By AMY GOODMAN
The blood still stains the concrete balcony outside room 306 of the Lorraine Motel in Memphis, Tenn., where the Rev. Martin Luther King Jr. was assassinated on April 4, 1968. King was in Memphis supporting black sanitation workers striking for a union contract.
This past weekend, I came to Memphis for the National Conference on Media Reform but went directly from the airport to this sacred ground.
King is typically remembered for his pioneering civil-rights work and his commitment to non-violent social change, immortalized in his "I Have a Dream" speech at the 1963 March on Washington, D.C. Even as he stood with President Johnson as he signed the Civil Rights Act of 1964 and the Voting Rights Act in 1965, King was moving on.
The central issues that drove King in his final years were war and the poor.
On April 4, 1967, exactly one year before he was gunned down, King gave his watershed "Beyond Vietnam" address at the Riverside Church in New York:
"A few years ago there was a shining moment. It seemed as if there was a real promise of hope for the poor, both black and white, through the poverty program. Then came the buildup in Vietnam, and I watched this program broken and eviscerated. So I was increasingly compelled to see the war as an enemy of the poor."
He went on, "I am convinced that if we are to get on the right side of the world revolution, we as a nation must undergo a radical revolution of values."
The speech charted the course for King’s final year. He broadened the scope of his work, opposing the war and promoting a new, broad-based Poor People’s Campaign at home.
He also broadened his roster of enemies.
FBI wiretaps continued. J. Edgar Hoover described the Nobel Peace Prize winner as "an instrument in the hands of subversive forces." He was investigated by the Internal Revenue Service. Within the movement, he battled a rising, younger generation of militants who did not subscribe to his philosophy of non-violence. Mainstream newspapers editorialized against him.

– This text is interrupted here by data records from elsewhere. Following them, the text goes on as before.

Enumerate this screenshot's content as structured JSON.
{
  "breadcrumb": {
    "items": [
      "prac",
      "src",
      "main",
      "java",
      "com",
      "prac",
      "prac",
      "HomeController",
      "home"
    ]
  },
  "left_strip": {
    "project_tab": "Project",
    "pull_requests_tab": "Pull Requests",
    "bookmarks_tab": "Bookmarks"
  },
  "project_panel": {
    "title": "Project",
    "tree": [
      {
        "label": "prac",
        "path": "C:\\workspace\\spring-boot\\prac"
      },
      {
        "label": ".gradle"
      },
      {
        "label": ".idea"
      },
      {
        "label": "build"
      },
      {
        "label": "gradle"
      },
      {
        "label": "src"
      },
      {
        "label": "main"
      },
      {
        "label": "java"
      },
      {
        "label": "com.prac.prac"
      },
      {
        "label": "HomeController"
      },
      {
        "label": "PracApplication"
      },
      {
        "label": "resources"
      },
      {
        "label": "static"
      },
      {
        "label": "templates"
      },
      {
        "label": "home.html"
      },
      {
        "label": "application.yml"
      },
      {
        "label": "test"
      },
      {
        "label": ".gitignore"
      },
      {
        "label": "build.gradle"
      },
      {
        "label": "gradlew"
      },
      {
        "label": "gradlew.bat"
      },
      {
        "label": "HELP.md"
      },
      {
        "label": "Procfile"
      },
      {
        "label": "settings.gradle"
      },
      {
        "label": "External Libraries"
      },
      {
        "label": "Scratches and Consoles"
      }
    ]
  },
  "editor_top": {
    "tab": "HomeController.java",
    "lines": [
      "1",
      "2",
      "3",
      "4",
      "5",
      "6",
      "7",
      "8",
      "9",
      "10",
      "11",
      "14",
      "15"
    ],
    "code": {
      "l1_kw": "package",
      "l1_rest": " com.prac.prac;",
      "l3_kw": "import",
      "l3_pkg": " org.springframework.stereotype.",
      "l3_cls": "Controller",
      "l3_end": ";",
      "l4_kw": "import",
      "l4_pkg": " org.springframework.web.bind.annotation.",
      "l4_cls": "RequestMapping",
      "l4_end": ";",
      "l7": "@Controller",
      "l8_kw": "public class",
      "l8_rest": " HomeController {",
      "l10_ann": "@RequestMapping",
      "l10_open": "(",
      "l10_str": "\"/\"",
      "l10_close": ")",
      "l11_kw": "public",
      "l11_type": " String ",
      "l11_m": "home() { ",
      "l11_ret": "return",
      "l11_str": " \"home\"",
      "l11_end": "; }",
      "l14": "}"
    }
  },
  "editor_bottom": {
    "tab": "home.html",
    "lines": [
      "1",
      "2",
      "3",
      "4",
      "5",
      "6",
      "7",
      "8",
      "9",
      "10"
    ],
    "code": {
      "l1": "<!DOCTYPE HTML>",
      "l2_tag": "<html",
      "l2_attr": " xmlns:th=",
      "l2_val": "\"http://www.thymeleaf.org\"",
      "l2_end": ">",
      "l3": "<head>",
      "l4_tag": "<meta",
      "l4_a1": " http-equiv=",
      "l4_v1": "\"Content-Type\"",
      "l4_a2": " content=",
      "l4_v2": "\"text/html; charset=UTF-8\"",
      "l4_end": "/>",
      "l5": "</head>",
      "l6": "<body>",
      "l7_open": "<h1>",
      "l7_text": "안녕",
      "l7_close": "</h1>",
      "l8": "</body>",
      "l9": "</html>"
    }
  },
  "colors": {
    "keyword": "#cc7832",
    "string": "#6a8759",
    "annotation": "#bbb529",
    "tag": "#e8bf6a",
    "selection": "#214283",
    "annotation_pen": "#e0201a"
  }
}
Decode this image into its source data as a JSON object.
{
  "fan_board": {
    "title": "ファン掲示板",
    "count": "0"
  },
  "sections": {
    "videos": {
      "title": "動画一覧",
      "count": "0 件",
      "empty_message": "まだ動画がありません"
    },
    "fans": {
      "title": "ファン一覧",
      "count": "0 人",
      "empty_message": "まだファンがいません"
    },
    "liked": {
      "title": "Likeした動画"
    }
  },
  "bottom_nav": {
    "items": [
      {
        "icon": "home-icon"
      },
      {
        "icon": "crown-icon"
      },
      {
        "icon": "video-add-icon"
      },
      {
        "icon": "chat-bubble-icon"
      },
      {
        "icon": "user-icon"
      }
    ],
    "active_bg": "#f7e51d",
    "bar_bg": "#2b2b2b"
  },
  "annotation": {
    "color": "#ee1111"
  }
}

At Ebenezer Baptist Church in Atlanta on April 30, 1967, King included the press in his critique: "I knew that I could never again raise my voice against the violence of the oppressed in the ghettos without having first spoken clearly to the greatest purveyor of violence in the world today — my own government. There is something strangely inconsistent about a nation and a press that would praise you when you say, 'Be non-violent toward (Sheriff) Jim Clark,' but will curse and damn you when you say, 'Be non-violent toward little brown Vietnamese children!' There is something wrong with that press."

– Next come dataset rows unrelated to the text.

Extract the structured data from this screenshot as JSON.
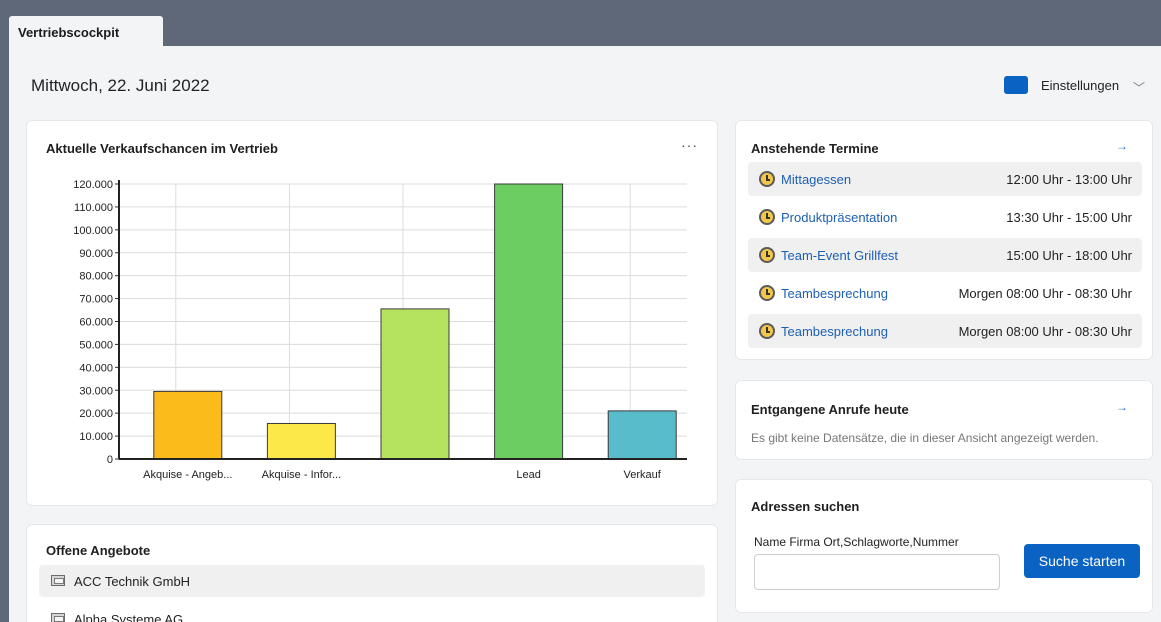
{
  "tab": {
    "label": "Vertriebscockpit"
  },
  "header": {
    "date": "Mittwoch, 22. Juni 2022",
    "settings_label": "Einstellungen",
    "accent": "#0a62c2"
  },
  "chart_card": {
    "title": "Aktuelle Verkaufschancen im Vertrieb",
    "more": "···"
  },
  "chart_data": {
    "type": "bar",
    "categories": [
      "Akquise - Angeb...",
      "Akquise - Infor...",
      "",
      "Lead",
      "Verkauf"
    ],
    "values": [
      29500,
      15500,
      65500,
      120000,
      21000
    ],
    "colors": [
      "#fbbc1b",
      "#fde84a",
      "#b6e35d",
      "#6ccd62",
      "#58bccb"
    ],
    "ylim": [
      0,
      120000
    ],
    "yticks": [
      "0",
      "10.000",
      "20.000",
      "30.000",
      "40.000",
      "50.000",
      "60.000",
      "70.000",
      "80.000",
      "90.000",
      "100.000",
      "110.000",
      "120.000"
    ],
    "grid": true
  },
  "offers": {
    "title": "Offene Angebote",
    "items": [
      {
        "label": "ACC Technik GmbH"
      },
      {
        "label": "Alpha Systeme AG"
      }
    ]
  },
  "appointments": {
    "title": "Anstehende Termine",
    "link_icon": "→",
    "items": [
      {
        "name": "Mittagessen",
        "time": "12:00 Uhr - 13:00 Uhr"
      },
      {
        "name": "Produktpräsentation",
        "time": "13:30 Uhr - 15:00 Uhr"
      },
      {
        "name": "Team-Event Grillfest",
        "time": "15:00 Uhr - 18:00 Uhr"
      },
      {
        "name": "Teambesprechung",
        "time": "Morgen 08:00 Uhr - 08:30 Uhr"
      },
      {
        "name": "Teambesprechung",
        "time": "Morgen 08:00 Uhr - 08:30 Uhr"
      }
    ]
  },
  "missed_calls": {
    "title": "Entgangene Anrufe heute",
    "link_icon": "→",
    "empty": "Es gibt keine Datensätze, die in dieser Ansicht angezeigt werden."
  },
  "address_search": {
    "title": "Adressen suchen",
    "label": "Name Firma Ort,Schlagworte,Nummer",
    "value": "",
    "button": "Suche starten"
  }
}
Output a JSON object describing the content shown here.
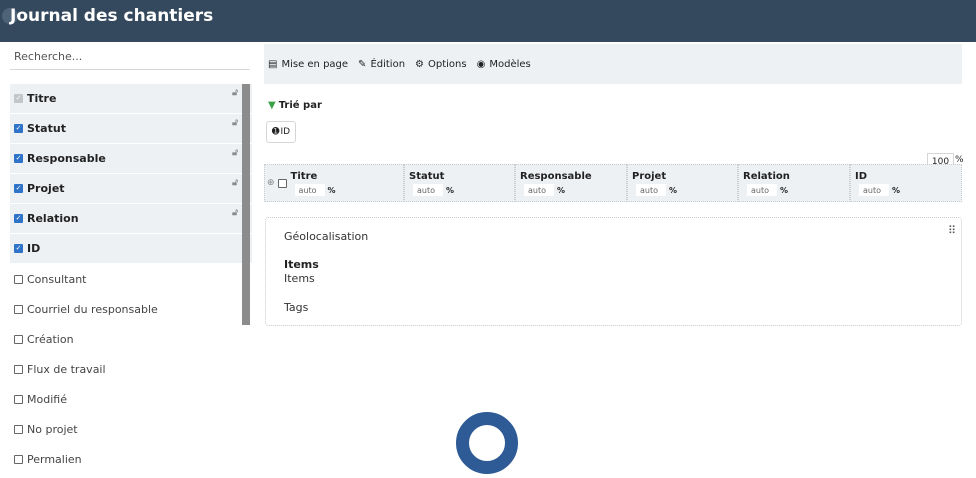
{
  "app": {
    "title": "Journal des chantiers"
  },
  "search": {
    "placeholder": "Recherche..."
  },
  "fields": [
    {
      "label": "Titre",
      "checked": true,
      "disabled": true,
      "locked": true
    },
    {
      "label": "Statut",
      "checked": true,
      "locked": true
    },
    {
      "label": "Responsable",
      "checked": true,
      "locked": true
    },
    {
      "label": "Projet",
      "checked": true,
      "locked": true
    },
    {
      "label": "Relation",
      "checked": true,
      "locked": true
    },
    {
      "label": "ID",
      "checked": true,
      "locked": false
    },
    {
      "label": "Consultant",
      "checked": false
    },
    {
      "label": "Courriel du responsable",
      "checked": false
    },
    {
      "label": "Création",
      "checked": false
    },
    {
      "label": "Flux de travail",
      "checked": false
    },
    {
      "label": "Modifié",
      "checked": false
    },
    {
      "label": "No projet",
      "checked": false
    },
    {
      "label": "Permalien",
      "checked": false
    }
  ],
  "toolbar": {
    "layout_label": "Mise en page",
    "edit_label": "Édition",
    "options_label": "Options",
    "models_label": "Modèles"
  },
  "sort": {
    "label": "Trié par",
    "field": "ID"
  },
  "table_width": {
    "value": "100",
    "unit": "%"
  },
  "columns": [
    {
      "name": "Titre",
      "width": "auto",
      "unit": "%"
    },
    {
      "name": "Statut",
      "width": "auto",
      "unit": "%"
    },
    {
      "name": "Responsable",
      "width": "auto",
      "unit": "%"
    },
    {
      "name": "Projet",
      "width": "auto",
      "unit": "%"
    },
    {
      "name": "Relation",
      "width": "auto",
      "unit": "%"
    },
    {
      "name": "ID",
      "width": "auto",
      "unit": "%"
    }
  ],
  "extras": {
    "geo": "Géolocalisation",
    "items_heading": "Items",
    "items_text": "Items",
    "tags": "Tags"
  },
  "colors": {
    "header_bg": "#34495e",
    "accent": "#2f73c9",
    "panel_bg": "#eef1f4",
    "loader": "#2e5b95"
  }
}
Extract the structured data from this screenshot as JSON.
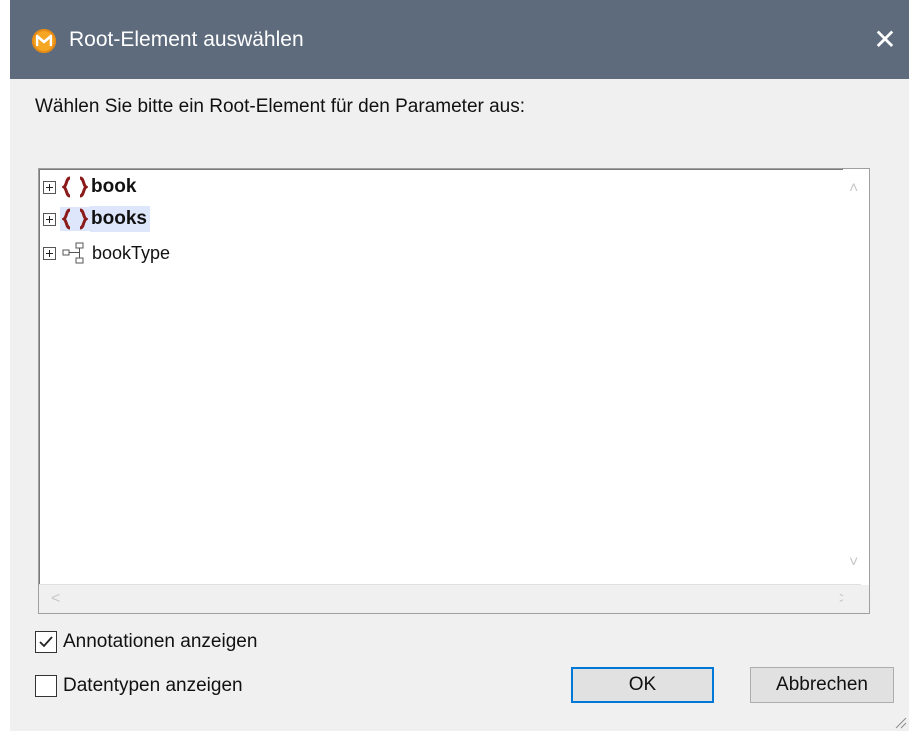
{
  "window": {
    "title": "Root-Element auswählen",
    "close_glyph": "✕",
    "icon": "mapforce-app-icon"
  },
  "prompt": "Wählen Sie bitte ein Root-Element für den Parameter aus:",
  "tree": {
    "items": [
      {
        "label": "book",
        "kind": "element",
        "icon": "element-braces-icon",
        "selected": false
      },
      {
        "label": "books",
        "kind": "element",
        "icon": "element-braces-icon",
        "selected": true
      },
      {
        "label": "bookType",
        "kind": "complex-type",
        "icon": "complex-type-icon",
        "selected": false
      }
    ],
    "scroll_up": "˄",
    "scroll_down": "˅",
    "scroll_left": "<",
    "scroll_right": ">"
  },
  "options": {
    "show_annotations": {
      "label": "Annotationen anzeigen",
      "checked": true
    },
    "show_datatypes": {
      "label": "Datentypen anzeigen",
      "checked": false
    }
  },
  "buttons": {
    "ok": "OK",
    "cancel": "Abbrechen"
  },
  "colors": {
    "titlebar": "#5d6b7d",
    "element_icon": "#8b1a1a",
    "selection": "#dde6fa",
    "default_button_border": "#0078d7"
  }
}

Actor and activist Danny Glover was in Memphis this past weekend as well, advocating media reform. In November 2001, after Glover criticized the Bush administration’s use of military tribunals, the city of Modesto, Calif., almost uninvited him from its commemoration of Martin Luther King Jr. Day 2002. Glover wondered then: If King had lived, would he have been welcome at his own birthday celebration?
Memphis is still poor. It has one of the highest infant mortality rates in the U.S. We are a nation in a protracted war that is increasingly and aptly compared with Vietnam. To best honor King, consider the words of Judge D’Army Bailey, the founder of the National Civil Rights Museum, which is built around the Lorraine Motel: "This is not a day for ceremony. It ought to be a day for action."
As we move from our celebration of King’s birthday to Black History Month, we should collectively remember the fundamental struggles King waged against racism, poverty and militarism. That’s what he lived for, that’s what he died for. Instead of the eight-second "I have a dream" sound bite, we should make that dream a reality.
Amy Goodman hosts the radio news program "Democracy Now!" Distributed by King Features Syndicate.